Bereiten sich die Menschen in Finnland auf das Coronavirus vor?


Antwort 1:

In Finnland ist das Ministerium für Soziales und Gesundheit für die Gesamtplanung, Anleitung und Kontrolle übertragbarer Krankheiten verantwortlich. Präventionsarbeiten werden im Rahmen der Sozial- und Gesundheitsfürsorge durchgeführt. Die Bekämpfung übertragbarer Krankheiten wird durch das Gesetz über Infektionskrankheiten und seine Vorschriften geregelt.
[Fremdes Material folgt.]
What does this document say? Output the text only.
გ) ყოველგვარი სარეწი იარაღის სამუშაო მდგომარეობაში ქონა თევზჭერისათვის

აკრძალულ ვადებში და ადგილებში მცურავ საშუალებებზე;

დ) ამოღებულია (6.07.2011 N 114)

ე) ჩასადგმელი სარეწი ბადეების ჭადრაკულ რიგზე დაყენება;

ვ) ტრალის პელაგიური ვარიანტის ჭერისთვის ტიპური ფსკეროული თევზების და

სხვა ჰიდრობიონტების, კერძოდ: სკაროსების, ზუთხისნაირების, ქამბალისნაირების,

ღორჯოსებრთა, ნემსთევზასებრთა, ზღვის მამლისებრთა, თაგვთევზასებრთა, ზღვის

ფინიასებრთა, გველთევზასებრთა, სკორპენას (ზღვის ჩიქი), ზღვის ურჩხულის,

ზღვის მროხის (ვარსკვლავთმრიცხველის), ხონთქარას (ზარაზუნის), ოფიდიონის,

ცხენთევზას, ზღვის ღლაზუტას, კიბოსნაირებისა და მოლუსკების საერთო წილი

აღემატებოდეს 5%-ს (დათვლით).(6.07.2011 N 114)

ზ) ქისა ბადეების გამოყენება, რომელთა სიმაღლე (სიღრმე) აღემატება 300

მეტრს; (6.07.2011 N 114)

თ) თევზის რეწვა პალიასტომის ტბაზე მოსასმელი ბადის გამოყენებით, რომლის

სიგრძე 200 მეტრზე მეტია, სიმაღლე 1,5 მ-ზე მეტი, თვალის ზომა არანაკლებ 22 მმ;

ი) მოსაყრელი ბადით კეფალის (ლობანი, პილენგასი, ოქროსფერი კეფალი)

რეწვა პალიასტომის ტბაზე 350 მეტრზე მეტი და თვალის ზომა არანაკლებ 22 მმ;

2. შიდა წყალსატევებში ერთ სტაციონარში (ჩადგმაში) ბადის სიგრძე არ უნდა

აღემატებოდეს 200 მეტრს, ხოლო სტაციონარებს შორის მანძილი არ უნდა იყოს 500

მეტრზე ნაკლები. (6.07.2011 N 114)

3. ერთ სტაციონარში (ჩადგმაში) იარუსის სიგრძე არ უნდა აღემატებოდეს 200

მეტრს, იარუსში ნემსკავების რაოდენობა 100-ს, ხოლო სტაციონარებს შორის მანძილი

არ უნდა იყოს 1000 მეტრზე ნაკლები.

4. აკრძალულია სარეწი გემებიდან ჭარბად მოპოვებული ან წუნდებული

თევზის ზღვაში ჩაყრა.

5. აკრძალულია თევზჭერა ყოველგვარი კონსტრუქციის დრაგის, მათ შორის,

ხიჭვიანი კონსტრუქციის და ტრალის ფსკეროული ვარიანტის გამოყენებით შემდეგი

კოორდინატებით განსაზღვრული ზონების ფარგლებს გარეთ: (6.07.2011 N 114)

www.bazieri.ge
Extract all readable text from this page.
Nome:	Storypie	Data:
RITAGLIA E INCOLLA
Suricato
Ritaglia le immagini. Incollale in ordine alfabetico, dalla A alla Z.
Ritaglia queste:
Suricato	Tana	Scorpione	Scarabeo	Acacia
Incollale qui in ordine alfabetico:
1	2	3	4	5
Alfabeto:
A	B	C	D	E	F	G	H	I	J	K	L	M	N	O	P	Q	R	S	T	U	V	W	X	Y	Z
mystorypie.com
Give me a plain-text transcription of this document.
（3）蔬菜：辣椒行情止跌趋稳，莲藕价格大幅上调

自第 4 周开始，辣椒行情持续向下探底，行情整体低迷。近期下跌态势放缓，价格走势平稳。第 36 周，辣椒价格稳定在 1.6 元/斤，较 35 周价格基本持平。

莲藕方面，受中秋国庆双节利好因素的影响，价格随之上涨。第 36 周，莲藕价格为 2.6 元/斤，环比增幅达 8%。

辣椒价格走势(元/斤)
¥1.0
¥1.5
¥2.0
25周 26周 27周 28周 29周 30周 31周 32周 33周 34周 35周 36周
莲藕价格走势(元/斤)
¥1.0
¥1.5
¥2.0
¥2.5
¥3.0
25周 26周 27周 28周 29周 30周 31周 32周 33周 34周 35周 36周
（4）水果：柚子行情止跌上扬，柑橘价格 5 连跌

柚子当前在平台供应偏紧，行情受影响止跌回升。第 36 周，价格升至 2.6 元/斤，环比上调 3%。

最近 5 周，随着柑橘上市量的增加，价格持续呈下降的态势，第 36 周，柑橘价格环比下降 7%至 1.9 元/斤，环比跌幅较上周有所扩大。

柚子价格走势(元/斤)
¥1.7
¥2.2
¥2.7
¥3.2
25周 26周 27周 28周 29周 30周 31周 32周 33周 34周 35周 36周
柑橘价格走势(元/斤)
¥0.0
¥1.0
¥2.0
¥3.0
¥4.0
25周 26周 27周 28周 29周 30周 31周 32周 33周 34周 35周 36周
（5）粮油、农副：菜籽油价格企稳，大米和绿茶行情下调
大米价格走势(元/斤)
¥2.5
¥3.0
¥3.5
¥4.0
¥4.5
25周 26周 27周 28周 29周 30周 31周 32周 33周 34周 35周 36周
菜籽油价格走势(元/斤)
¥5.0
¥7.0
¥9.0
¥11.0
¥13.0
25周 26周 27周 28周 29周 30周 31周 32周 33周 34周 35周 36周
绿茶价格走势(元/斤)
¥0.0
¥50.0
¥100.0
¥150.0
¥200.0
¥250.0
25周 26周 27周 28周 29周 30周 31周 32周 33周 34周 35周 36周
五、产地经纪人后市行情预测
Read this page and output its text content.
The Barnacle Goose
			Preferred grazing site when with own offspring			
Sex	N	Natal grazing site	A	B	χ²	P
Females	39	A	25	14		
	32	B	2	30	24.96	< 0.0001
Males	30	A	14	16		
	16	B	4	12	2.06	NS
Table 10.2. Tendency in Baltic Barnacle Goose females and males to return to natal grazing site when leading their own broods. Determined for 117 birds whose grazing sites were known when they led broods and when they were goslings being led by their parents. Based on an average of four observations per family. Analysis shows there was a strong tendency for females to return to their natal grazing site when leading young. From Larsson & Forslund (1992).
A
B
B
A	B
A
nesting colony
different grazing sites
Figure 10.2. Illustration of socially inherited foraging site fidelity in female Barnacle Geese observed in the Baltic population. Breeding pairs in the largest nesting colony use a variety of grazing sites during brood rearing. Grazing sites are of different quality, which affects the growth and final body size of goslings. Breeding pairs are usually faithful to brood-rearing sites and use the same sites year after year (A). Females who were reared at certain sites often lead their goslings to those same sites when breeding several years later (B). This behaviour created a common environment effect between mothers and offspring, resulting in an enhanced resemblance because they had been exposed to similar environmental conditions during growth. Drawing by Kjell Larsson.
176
Impfungen und die Förderung der sexuellen Gesundheit sind ein wichtiger Bestandteil des Kampfes gegen übertragbare Krankheiten.

Das Nationale Institut für Gesundheit und Wohlfahrt (THL) ist ein Expertengremium für die Bekämpfung von Infektionskrankheiten. Es untersucht Infektionskrankheiten und ihre Ursachen, überwacht die Prävalenz und Kontrolle von Infektionskrankheiten, leitet den Beruf und untersucht Epidemien in Zusammenarbeit mit Krankenhausbezirken und Kommunen.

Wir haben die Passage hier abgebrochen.